C'est Sylvie Pinel, la ministre de l'artisanat, du commerce et du tourisme, qui vient de lancer son ballon-sonde (voir le communiqué de presse), destiné à ménager la chèvre et le choux : répondre à la demande insistante des professionnels du bâtiment d'exclure leur activité des personnes adoptant ce régime, tout en tenant compte de l'aspiration importante qu'a suscité sa mise en place depuis un peu plus de 4 ans, sans désespérer les apprentis créateurs et les personnes en quête de revenus complémentaires.
Force est de constater que les artisans ne se contentent pas d'une limitation du régime à 2 ou 3 ans, comme on le voit poindre, même si des obligations de qualification et de déclaration sont envisagées. De l'autre côté, François Hurel, qui avait convaincu le ministre Novelli, fin 2008, de lancer ce régime à grands renfort de campagnes marketing, trouve le “discours ambigü", comme le rapporte Les Echos.

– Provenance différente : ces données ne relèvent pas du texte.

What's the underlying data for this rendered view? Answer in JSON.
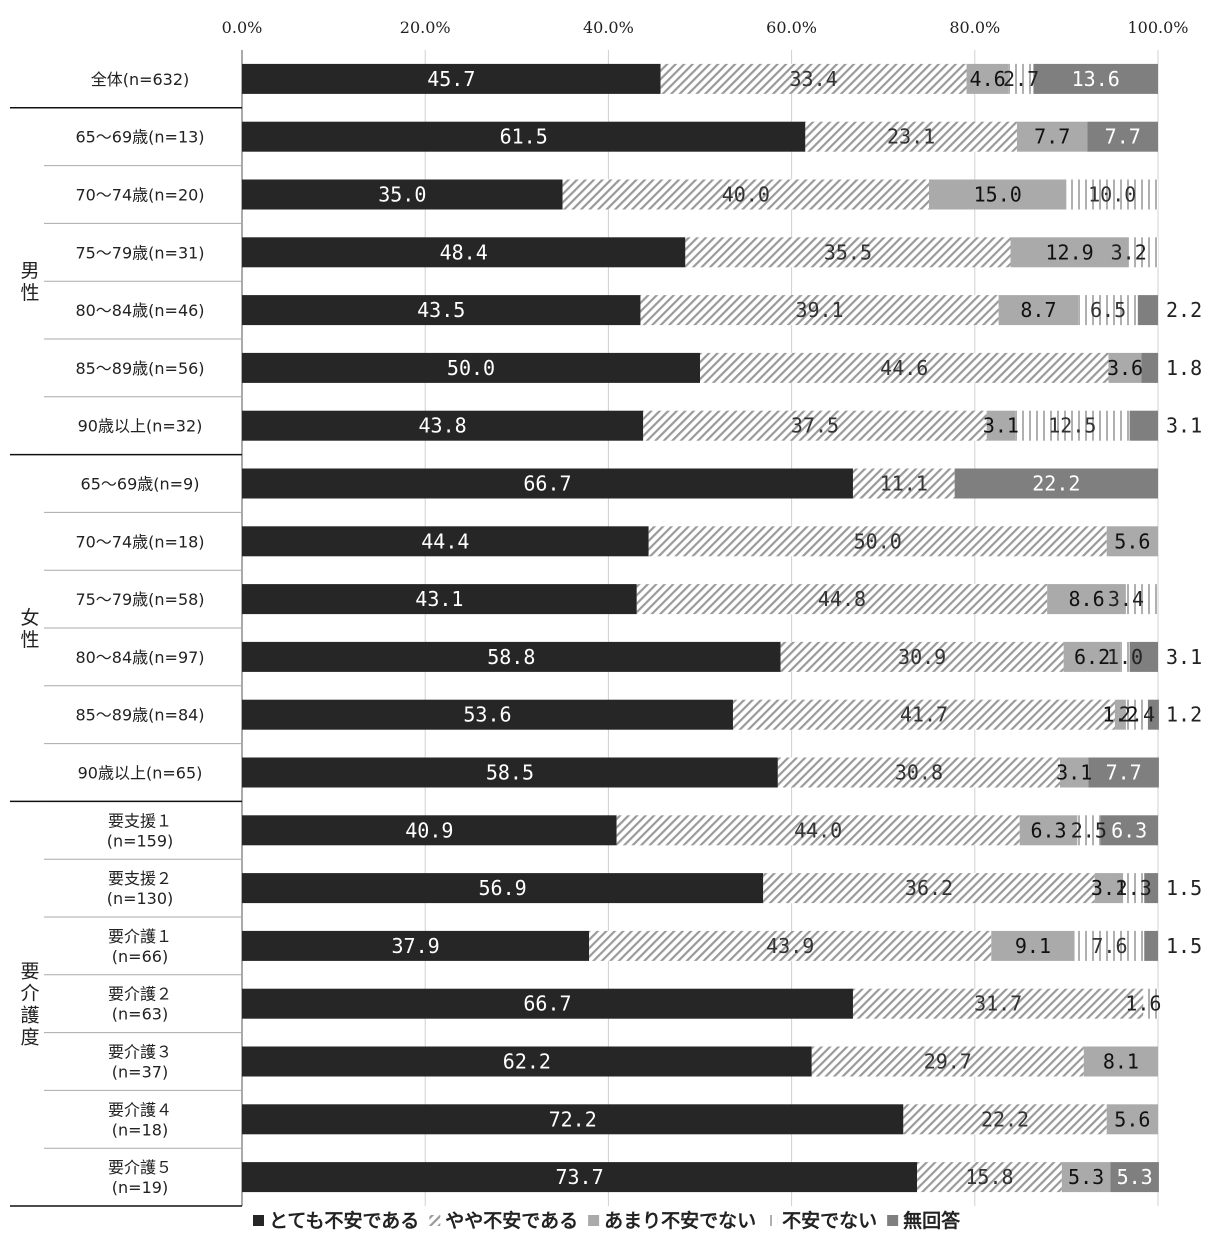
{
  "chart_data": {
    "type": "bar",
    "stacked": true,
    "orientation": "horizontal",
    "x_ticks": [
      "0.0%",
      "20.0%",
      "40.0%",
      "60.0%",
      "80.0%",
      "100.0%"
    ],
    "xlim": [
      0,
      100
    ],
    "grid": true,
    "legend_position": "bottom",
    "series": [
      {
        "name": "とても不安である",
        "color": "#262626",
        "pattern": "solid"
      },
      {
        "name": "やや不安である",
        "color": "#bdbdbd",
        "pattern": "diagonal"
      },
      {
        "name": "あまり不安でない",
        "color": "#aaaaaa",
        "pattern": "solid"
      },
      {
        "name": "不安でない",
        "color": "#bfbfbf",
        "pattern": "vertical"
      },
      {
        "name": "無回答",
        "color": "#7f7f7f",
        "pattern": "solid"
      }
    ],
    "groups": [
      {
        "label": "",
        "start": 0,
        "end": 0
      },
      {
        "label": "男性",
        "start": 1,
        "end": 6
      },
      {
        "label": "女性",
        "start": 7,
        "end": 12
      },
      {
        "label": "要介護度",
        "start": 13,
        "end": 19
      }
    ],
    "categories": [
      {
        "lines": [
          "全体(n=632)"
        ],
        "values": [
          45.7,
          33.4,
          4.6,
          2.7,
          13.6
        ],
        "labels": [
          "45.7",
          "33.4",
          "4.6",
          "2.7",
          "13.6"
        ]
      },
      {
        "lines": [
          "65～69歳(n=13)"
        ],
        "values": [
          61.5,
          23.1,
          7.7,
          0,
          7.7
        ],
        "labels": [
          "61.5",
          "23.1",
          "7.7",
          "",
          "7.7"
        ]
      },
      {
        "lines": [
          "70～74歳(n=20)"
        ],
        "values": [
          35.0,
          40.0,
          15.0,
          10.0,
          0
        ],
        "labels": [
          "35.0",
          "40.0",
          "15.0",
          "10.0",
          ""
        ]
      },
      {
        "lines": [
          "75～79歳(n=31)"
        ],
        "values": [
          48.4,
          35.5,
          12.9,
          3.2,
          0
        ],
        "labels": [
          "48.4",
          "35.5",
          "12.9",
          "3.2",
          ""
        ]
      },
      {
        "lines": [
          "80～84歳(n=46)"
        ],
        "values": [
          43.5,
          39.1,
          8.7,
          6.5,
          2.2
        ],
        "labels": [
          "43.5",
          "39.1",
          "8.7",
          "6.5",
          "2.2"
        ]
      },
      {
        "lines": [
          "85～89歳(n=56)"
        ],
        "values": [
          50.0,
          44.6,
          3.6,
          0,
          1.8
        ],
        "labels": [
          "50.0",
          "44.6",
          "3.6",
          "",
          "1.8"
        ]
      },
      {
        "lines": [
          "90歳以上(n=32)"
        ],
        "values": [
          43.8,
          37.5,
          3.1,
          12.5,
          3.1
        ],
        "labels": [
          "43.8",
          "37.5",
          "3.1",
          "12.5",
          "3.1"
        ]
      },
      {
        "lines": [
          "65～69歳(n=9)"
        ],
        "values": [
          66.7,
          11.1,
          0,
          0,
          22.2
        ],
        "labels": [
          "66.7",
          "11.1",
          "",
          "",
          "22.2"
        ]
      },
      {
        "lines": [
          "70～74歳(n=18)"
        ],
        "values": [
          44.4,
          50.0,
          5.6,
          0,
          0
        ],
        "labels": [
          "44.4",
          "50.0",
          "5.6",
          "",
          ""
        ]
      },
      {
        "lines": [
          "75～79歳(n=58)"
        ],
        "values": [
          43.1,
          44.8,
          8.6,
          3.4,
          0
        ],
        "labels": [
          "43.1",
          "44.8",
          "8.6",
          "3.4",
          ""
        ]
      },
      {
        "lines": [
          "80～84歳(n=97)"
        ],
        "values": [
          58.8,
          30.9,
          6.2,
          1.0,
          3.1
        ],
        "labels": [
          "58.8",
          "30.9",
          "6.2",
          "1.0",
          "3.1"
        ]
      },
      {
        "lines": [
          "85～89歳(n=84)"
        ],
        "values": [
          53.6,
          41.7,
          1.2,
          2.4,
          1.2
        ],
        "labels": [
          "53.6",
          "41.7",
          "1.2",
          "2.4",
          "1.2"
        ]
      },
      {
        "lines": [
          "90歳以上(n=65)"
        ],
        "values": [
          58.5,
          30.8,
          3.1,
          0,
          7.7
        ],
        "labels": [
          "58.5",
          "30.8",
          "3.1",
          "",
          "7.7"
        ]
      },
      {
        "lines": [
          "要支援１",
          "(n=159)"
        ],
        "values": [
          40.9,
          44.0,
          6.3,
          2.5,
          6.3
        ],
        "labels": [
          "40.9",
          "44.0",
          "6.3",
          "2.5",
          "6.3"
        ]
      },
      {
        "lines": [
          "要支援２",
          "(n=130)"
        ],
        "values": [
          56.9,
          36.2,
          3.1,
          2.3,
          1.5
        ],
        "labels": [
          "56.9",
          "36.2",
          "3.1",
          "2.3",
          "1.5"
        ]
      },
      {
        "lines": [
          "要介護１",
          "(n=66)"
        ],
        "values": [
          37.9,
          43.9,
          9.1,
          7.6,
          1.5
        ],
        "labels": [
          "37.9",
          "43.9",
          "9.1",
          "7.6",
          "1.5"
        ]
      },
      {
        "lines": [
          "要介護２",
          "(n=63)"
        ],
        "values": [
          66.7,
          31.7,
          0,
          1.6,
          0
        ],
        "labels": [
          "66.7",
          "31.7",
          "",
          "1.6",
          ""
        ]
      },
      {
        "lines": [
          "要介護３",
          "(n=37)"
        ],
        "values": [
          62.2,
          29.7,
          8.1,
          0,
          0
        ],
        "labels": [
          "62.2",
          "29.7",
          "8.1",
          "",
          ""
        ]
      },
      {
        "lines": [
          "要介護４",
          "(n=18)"
        ],
        "values": [
          72.2,
          22.2,
          5.6,
          0,
          0
        ],
        "labels": [
          "72.2",
          "22.2",
          "5.6",
          "",
          ""
        ]
      },
      {
        "lines": [
          "要介護５",
          "(n=19)"
        ],
        "values": [
          73.7,
          15.8,
          5.3,
          0,
          5.3
        ],
        "labels": [
          "73.7",
          "15.8",
          "5.3",
          "",
          "5.3"
        ]
      }
    ]
  }
}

Avec un revenu moyen de 6000 euros par an en 2011, soit environ 500 euros par mois — et il s'agit de chiffres d'affaires, pas de revenu salarié ! —, les AE actifs produisent beaucoup moins que les créateurs d'entreprise classiques, lesquels ont pourtant des démarches administratives plus compliquées et une fiscalité plus lourde : cherchez l'erreur ! C'est exactement ce qui ressort de l'activité des personnes portées par les principales entreprises de portage salarial : leurs revenus sont meilleurs, leur protection sociale incomparable, ainsi que la sécurité de leurs contrats, factures et règlements clients, etc.

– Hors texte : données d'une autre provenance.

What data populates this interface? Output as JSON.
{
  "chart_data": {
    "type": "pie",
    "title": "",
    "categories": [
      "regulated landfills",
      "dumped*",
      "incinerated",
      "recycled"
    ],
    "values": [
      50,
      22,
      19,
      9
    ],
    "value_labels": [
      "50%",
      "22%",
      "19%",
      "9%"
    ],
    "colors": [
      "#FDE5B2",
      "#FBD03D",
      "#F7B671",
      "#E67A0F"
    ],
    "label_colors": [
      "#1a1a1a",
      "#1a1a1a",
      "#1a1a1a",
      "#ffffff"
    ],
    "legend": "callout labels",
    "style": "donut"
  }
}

Plus souvent motivées par une évolution ou reconversion professionnelle que par la création pure et dure d'une entreprise ou d'une société, ces personnes sont souvent créatrices de leur propre emploi, comme finalement les auto-entrepreneurs, parfois si mal nommés, plutôt “self-employed” (auto-employé). Pourquoi pas “salarié porté” pour exercer son “activité autonome” ?
Car même limité dans la durée, dès lors qu'il s'agit de prestations de services aux entreprises, le régime d'AE, avec son “faible taux facial de prélèvement peut […] présenter le risque de fragiliser les dispositifs habituels de flexibilité requis par des hausses d’activité temporaires (intérim, CDD), [et] les dispositifs visant à faciliter l’accès aux protections salariales pour les personnes ayant des employeurs multiples (groupement d’employeurs, portage salarial)” (page 29 du rapport déjà mentionné).
Comment distinguer une activité principale ou secondaire ? La ministre risque de se heurter à l'impossibilité de le faire à l'inscription des auto-entrepreneurs, comme le rappelle l'article de l'entreprise/lexpress. Pas de crainte pour les entrepreneurs portés, puisqu'ils peuvent cumuler plusieurs activités salariées ou pas, y compris le régime d'auto-entrepreneur pour une activité hors du champ du portage.